The optimal PLS model uses 3 components (ncomp = 3), as it results in the smallest RMSE value among all the tested models. The \(R^2\) is 0.5302843.
set.seed(123)
larsTune <- train(Yield ~ ., Chemical , method = "lars", metric = "Rsquared",
tuneLength = 20, trControl = ctrl, preProc = c("center", "scale"))
lars_predict <- predict(larsTune, test_chem[ ,-1])
postResample(lars_predict, test_chem[ ,1])
## RMSE Rsquared MAE
## 1.0867580 0.6596484 0.8315831
Ordinary linear model had the highest \(R^2\), but it comes with consequences. Therefore, the lars method was chosen as it had the highest \(R^2\) The \(R^2\) is 0.6596484, which is higher than the training set.
varImp(larsTune)
## loess r-squared variable importance
##
## only 20 most important variables shown (out of 56)
##
## Overall
## ManufacturingProcess32 100.00
## ManufacturingProcess13 90.02
## BiologicalMaterial06 84.56
## ManufacturingProcess36 75.52
## ManufacturingProcess17 74.88
## BiologicalMaterial03 73.53
## ManufacturingProcess09 70.37
## BiologicalMaterial12 67.97
## BiologicalMaterial02 65.32
## ManufacturingProcess31 60.45
## ManufacturingProcess06 57.36
## ManufacturingProcess33 49.53
## BiologicalMaterial11 48.11
## BiologicalMaterial04 47.12
## BiologicalMaterial08 41.87
## ManufacturingProcess11 41.75
## BiologicalMaterial01 39.13
## ManufacturingProcess12 32.97
## ManufacturingProcess30 32.87
## BiologicalMaterial09 32.41
The 5 most important variables used in the modeling are
ManufacturingProcess32,
ManufacturingProcess13, BiologicalMaterial06,
ManufacturingProcess36, and
ManufacturingProcess17. The process predictors dominate the
list. The ratio of process to biological predictors is 11:9.
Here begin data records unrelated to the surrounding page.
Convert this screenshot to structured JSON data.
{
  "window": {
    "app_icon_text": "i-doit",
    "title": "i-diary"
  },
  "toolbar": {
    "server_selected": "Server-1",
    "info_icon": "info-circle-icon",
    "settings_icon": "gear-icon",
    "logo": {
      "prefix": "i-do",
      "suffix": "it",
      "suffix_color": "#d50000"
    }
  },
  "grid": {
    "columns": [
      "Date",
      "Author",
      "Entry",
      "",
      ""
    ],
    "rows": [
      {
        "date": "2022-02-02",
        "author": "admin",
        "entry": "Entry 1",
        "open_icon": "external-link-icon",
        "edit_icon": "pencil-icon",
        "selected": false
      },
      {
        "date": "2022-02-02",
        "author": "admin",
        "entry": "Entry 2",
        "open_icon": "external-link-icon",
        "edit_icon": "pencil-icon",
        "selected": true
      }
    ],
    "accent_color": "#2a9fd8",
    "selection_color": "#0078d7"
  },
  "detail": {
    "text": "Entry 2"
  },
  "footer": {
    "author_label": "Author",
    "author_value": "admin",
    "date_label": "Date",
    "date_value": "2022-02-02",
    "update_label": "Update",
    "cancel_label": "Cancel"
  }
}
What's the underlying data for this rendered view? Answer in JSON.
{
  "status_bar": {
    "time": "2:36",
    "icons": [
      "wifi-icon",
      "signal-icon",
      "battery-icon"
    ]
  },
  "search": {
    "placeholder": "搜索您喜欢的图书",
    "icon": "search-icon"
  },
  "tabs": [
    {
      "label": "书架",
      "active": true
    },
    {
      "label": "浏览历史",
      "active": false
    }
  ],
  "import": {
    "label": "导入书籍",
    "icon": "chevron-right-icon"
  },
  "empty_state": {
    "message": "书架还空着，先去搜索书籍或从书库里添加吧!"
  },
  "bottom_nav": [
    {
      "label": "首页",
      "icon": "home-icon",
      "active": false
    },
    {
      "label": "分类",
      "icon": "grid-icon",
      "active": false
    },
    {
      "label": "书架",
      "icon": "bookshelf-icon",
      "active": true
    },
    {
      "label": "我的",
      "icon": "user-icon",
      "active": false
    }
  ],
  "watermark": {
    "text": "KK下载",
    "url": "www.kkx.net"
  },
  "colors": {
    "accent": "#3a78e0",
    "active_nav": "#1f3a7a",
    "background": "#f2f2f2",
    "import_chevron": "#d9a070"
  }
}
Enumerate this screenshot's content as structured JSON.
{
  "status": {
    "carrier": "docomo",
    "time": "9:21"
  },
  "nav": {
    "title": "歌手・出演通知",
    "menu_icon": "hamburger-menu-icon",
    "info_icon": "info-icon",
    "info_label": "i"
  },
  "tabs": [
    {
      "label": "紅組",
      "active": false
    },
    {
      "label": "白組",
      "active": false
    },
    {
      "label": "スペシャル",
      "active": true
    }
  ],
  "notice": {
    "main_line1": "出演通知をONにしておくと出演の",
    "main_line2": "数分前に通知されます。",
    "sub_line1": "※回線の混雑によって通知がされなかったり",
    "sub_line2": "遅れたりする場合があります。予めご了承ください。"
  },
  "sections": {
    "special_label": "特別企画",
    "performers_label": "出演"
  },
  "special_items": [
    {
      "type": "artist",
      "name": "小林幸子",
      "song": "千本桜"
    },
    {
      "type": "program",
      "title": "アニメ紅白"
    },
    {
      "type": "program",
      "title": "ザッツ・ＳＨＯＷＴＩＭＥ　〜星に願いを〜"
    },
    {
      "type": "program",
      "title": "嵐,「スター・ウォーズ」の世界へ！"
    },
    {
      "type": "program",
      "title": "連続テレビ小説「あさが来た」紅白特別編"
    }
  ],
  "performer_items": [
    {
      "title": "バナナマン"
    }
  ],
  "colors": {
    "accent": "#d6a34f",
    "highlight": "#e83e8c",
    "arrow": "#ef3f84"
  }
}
top10 <- varImp(larsTune)$importance %>%
arrange(-Overall) %>%
head(10)
Chemical %>%
select(c("Yield", row.names(top10))) %>%
cor() %>%
corrplot()
ManufacturingProcess32 has a significant positive
relationship with Yield, as demonstrated by the correlation
plot. Yield and three of the top ten variables have a
negative correlation. Given that these were the variables influencing
the Yield, this information can be helpful in subsequent
manufacturing process runs. They should enhance their biological
measures of the raw materials and production process measurements if
they hope to increase or optimize their Yield.